Underground » Roadway Development
ACIRL was commissioned by the Roadway Development Taskforce of ACARP to examine a relatively new device called a mobile boot end. The objectives being to critique its performance to date at 3 mines; comment on how this device may impact on longwall development systems of the near future and review research requirements for longwall development, and particularly associated with mobile boot ends or similar devices.
The Mobile Boot End designed and built by Australian Longwall Pty Ltd has been examined in service at three mines, Ellalong, Homestead, & Oaky Creek, all of whom use it longwall gateroad development, but in slightly different ways, and/or for different reasons. It has shown it is capable of increasing the development rate in a two heading development, but by varying amounts, depending on its manner of use, and the conditions prevailing at the mine.
The Mobile Boot End, as its name suggests, is a crawler mounted boot end, which can either remain static until a belt extension is required, or alternatively, it can dynamically advance behind a continuous miner, pulling out the belt from a loop take-up supply as it goes. In this latter format it effectively is a continuous face haulage system. However, unlike other continuous haulage systems, it has only an ability to operate in a straight line.

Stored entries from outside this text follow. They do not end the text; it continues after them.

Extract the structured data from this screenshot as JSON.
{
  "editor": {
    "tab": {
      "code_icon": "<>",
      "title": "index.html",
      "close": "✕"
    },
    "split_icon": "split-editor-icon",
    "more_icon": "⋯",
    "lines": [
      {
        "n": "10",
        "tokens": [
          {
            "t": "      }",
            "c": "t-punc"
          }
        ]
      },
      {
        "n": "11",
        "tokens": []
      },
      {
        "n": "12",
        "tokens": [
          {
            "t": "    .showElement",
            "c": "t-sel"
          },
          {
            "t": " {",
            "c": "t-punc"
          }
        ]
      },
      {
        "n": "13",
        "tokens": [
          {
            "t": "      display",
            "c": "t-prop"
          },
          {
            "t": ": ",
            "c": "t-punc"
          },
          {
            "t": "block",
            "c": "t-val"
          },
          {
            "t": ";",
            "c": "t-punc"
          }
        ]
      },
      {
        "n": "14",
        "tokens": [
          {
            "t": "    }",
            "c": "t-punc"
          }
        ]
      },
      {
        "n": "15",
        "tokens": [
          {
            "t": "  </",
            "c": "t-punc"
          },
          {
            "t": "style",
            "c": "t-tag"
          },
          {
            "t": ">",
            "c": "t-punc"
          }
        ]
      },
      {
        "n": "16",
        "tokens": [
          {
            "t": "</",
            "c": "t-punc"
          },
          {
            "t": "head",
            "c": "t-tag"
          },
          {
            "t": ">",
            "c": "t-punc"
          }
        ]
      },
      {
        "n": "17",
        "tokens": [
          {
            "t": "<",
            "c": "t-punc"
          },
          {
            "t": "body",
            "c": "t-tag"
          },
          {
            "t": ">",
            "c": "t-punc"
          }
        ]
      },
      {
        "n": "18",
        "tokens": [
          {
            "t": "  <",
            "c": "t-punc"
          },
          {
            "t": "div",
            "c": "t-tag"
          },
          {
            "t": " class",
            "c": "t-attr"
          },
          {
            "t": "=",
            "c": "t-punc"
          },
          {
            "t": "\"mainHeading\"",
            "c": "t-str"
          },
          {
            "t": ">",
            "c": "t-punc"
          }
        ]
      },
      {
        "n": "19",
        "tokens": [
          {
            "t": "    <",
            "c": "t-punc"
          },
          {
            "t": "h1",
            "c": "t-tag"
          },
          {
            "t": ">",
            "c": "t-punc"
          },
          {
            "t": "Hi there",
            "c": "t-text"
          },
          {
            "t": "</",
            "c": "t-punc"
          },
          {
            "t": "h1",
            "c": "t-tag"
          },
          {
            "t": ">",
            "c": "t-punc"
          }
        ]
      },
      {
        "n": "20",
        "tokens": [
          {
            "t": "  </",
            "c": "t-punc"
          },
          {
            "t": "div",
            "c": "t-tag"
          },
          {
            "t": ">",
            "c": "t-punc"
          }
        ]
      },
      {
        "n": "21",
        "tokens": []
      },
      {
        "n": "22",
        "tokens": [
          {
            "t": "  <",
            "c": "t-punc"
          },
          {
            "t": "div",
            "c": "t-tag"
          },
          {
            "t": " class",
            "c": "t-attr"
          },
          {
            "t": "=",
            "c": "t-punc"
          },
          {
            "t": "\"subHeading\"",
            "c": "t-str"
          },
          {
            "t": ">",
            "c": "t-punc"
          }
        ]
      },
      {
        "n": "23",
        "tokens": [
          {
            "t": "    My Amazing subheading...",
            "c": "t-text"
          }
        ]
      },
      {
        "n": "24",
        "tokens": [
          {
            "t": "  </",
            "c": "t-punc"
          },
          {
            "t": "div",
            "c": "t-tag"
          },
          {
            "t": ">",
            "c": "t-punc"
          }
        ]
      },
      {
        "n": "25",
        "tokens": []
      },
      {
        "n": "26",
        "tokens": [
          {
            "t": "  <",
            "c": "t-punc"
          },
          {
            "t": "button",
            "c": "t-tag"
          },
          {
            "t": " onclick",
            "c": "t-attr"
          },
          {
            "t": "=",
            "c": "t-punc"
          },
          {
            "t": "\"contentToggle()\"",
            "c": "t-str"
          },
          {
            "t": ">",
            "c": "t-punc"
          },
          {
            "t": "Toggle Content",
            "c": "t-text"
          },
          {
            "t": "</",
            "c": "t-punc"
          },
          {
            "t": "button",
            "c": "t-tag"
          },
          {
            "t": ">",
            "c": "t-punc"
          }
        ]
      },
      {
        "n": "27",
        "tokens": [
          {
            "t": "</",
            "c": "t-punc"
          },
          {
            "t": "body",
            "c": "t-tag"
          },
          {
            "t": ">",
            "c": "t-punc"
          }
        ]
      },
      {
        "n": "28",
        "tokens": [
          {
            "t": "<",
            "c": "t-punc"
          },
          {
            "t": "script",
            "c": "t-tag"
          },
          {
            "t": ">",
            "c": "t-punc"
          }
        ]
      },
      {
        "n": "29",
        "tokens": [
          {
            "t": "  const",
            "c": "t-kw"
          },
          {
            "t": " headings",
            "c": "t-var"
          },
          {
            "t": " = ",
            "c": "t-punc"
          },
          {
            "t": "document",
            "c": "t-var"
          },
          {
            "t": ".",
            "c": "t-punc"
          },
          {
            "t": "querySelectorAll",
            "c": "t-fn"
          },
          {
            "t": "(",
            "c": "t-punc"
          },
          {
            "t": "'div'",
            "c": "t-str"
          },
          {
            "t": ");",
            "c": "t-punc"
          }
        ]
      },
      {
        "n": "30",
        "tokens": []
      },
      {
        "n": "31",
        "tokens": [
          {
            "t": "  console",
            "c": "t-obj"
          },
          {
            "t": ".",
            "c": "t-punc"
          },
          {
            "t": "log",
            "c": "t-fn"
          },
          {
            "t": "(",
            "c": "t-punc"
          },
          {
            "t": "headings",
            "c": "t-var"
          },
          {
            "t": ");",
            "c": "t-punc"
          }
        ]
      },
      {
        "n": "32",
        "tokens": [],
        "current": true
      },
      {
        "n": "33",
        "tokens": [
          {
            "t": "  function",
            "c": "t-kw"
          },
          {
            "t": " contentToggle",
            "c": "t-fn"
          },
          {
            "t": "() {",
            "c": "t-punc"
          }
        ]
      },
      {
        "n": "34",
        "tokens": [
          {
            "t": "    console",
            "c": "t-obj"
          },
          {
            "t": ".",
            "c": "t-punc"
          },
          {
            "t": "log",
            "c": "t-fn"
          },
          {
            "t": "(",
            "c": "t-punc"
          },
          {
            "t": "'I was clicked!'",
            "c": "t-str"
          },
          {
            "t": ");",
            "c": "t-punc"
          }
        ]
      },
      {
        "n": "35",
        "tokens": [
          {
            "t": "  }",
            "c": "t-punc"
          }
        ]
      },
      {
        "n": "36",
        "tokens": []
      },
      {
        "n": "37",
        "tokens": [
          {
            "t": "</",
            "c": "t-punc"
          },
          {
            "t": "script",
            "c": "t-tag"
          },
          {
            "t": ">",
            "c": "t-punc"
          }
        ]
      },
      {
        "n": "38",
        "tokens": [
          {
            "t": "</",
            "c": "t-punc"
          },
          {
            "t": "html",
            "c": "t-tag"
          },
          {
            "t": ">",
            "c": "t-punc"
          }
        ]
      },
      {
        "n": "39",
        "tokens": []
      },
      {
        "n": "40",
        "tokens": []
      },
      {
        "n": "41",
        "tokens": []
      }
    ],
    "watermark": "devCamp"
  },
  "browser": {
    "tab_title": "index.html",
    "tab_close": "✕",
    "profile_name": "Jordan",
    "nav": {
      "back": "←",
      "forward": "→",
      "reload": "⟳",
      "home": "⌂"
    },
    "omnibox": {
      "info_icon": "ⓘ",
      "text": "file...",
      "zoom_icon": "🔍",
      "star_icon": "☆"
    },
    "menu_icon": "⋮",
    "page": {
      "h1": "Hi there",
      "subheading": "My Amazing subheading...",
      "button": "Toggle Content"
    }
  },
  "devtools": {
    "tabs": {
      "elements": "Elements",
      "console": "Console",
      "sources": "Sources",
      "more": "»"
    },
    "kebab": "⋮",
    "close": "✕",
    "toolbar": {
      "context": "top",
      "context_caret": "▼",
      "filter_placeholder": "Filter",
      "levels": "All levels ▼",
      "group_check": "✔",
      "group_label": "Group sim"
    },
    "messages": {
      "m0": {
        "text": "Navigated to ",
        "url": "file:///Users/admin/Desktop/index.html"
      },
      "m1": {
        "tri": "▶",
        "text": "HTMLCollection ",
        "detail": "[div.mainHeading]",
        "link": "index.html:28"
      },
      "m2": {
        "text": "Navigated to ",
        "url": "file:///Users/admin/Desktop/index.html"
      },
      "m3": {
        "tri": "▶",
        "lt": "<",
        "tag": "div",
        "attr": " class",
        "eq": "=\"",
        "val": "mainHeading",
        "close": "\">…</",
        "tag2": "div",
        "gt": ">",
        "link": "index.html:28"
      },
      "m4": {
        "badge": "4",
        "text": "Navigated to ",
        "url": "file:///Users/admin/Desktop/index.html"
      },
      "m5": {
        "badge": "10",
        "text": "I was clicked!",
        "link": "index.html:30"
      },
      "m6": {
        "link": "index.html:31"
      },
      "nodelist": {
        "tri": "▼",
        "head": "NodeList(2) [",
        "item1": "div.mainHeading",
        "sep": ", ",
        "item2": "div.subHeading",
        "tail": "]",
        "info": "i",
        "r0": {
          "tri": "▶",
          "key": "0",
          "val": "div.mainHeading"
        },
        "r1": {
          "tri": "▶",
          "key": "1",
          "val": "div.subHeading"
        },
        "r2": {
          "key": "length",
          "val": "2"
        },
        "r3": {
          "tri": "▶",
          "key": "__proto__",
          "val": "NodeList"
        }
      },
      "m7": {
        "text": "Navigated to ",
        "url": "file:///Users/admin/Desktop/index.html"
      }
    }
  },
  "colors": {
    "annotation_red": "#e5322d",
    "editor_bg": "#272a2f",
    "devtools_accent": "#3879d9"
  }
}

The Mobile Boot End has numerous features to enable it to traverse the spectrum of roadway profiles commonly seen, and at the same time, to enable the belt to be easily tracked.
When used with a "conventional" panel belt system, the Mobile Boot End can replace shuttle cars and their associated delays, but only for straight ahead drivage. In this configuration at Ellalong, a reduction in minutes/metre advance of 35% was seen in Longwall 10, but only 9% in the early parts of Longwall 11. More recent studies by mine in Longwall 12 gateroads have shown gains up to 28%.
At Oaky Creek Nol, the Mobile Boot End is used in conjunction with shuttle cars, and has the primary roles of speeding panel move times and simplifying the ongoing alignment of the tail end on a cross-graded floor. The result in its first panel of use was a gain in metres/worked shift of 30% (over the prior system using a Stamler feeder and fixed boot end). At present, inadequate data exists to show if all this change was solely due to the MBE introduction, and if the margin has continued into the current panels.
The Mobile Boot End has also been coupled with the Meco-McCallum Matchappel "quick set" folding conveyor system at Homestead (Wambo), and over a 3 month period, achieved a 25% improvement over a shuttle car system in a companion road. At Homestead however, the delays in advancing the Matchappel system, after each two pillars of development, have reduced the net gain to virtually zero.
The Mobile Boot End has proven exceptionally easy to move forward. In two mines, the formal survey system for alignment was quickly dispensed with in favour of visual alignment of some part of the MBE chassis with roof marks.
In most applications the Mobile Boot End has created some difficulty in moving supplies to the face, though the full impact of this will not be seen until the unit is employed in development with much higher advance rates, probably associated with a continuous cutting and bolting machine, and/or under conditions of negligible roof support delays. In all the mines, the MBE design has created some difficulties in the clean unloading of shuttle cars, and at worst, promotes car bogging at the boot end.
The Mobile Boot End has so far demonstrated it can be a practical and reliable device. The industry now has to decide how best it can be applied. In a longwall gate road environment the next obvious challenge will be to match it with a reliable mining machine which has the ability to simultaneously cut and bolt. For such a match to be successful, the question of how (if at all ) to drive cross-cuts must be addressed. Also, the difficulties in continually advancing and reloading the Matchappel system must be solved in a practical manner if this device is to gain wide acceptance. Alternatively, more easily handled, conventional design structure is needed, and this can be advanced one bay at a time behind the MBE, and the Matchappel system dispensed with.
For any further studies involving the MBE, an emphasis will have to be placed on overall machine/system reliability. To date, the MBE has only been applied at mines with worked shift availabilities of less than 70%, and regularly closer to 50%. Much higher average shift availabilities will no doubt better test the machine and associated ideas like the Matchappel conveyor system. Availability is undoubtedly a critical issue for further research.
In a single roadway, the MBE has demonstrated it can be used to advance the panel significantly faster than with shuttle cars. The difference between an MBE driven road, and a companion road with shuttle cars, will mean that the MBE road will eventually be working under single entry conditions, as there will be no nearbye cross-cut. This in itself provides production penalties, as ongoing services are more difficult (take more time) to provide. Despite this, there may be merit in considering tandem single entries, each using an MBE. One of these roadways will have to facilitate the drivage of cut-throughs and several possibilities exist for this.
Unfortunately, none of the mines examined use the MBE in conjunction with a truly continuous miner like the ABM20 or Joy Sump Shearer. ACARP should foster the trial of such.
This study has identified panel move time as a significant factor in overall productivity, and whose significance will increase dramatically as panels advance faster with devices like the MBE. This area needs research and development attention now if the industry is not to find itself lacking in the near future.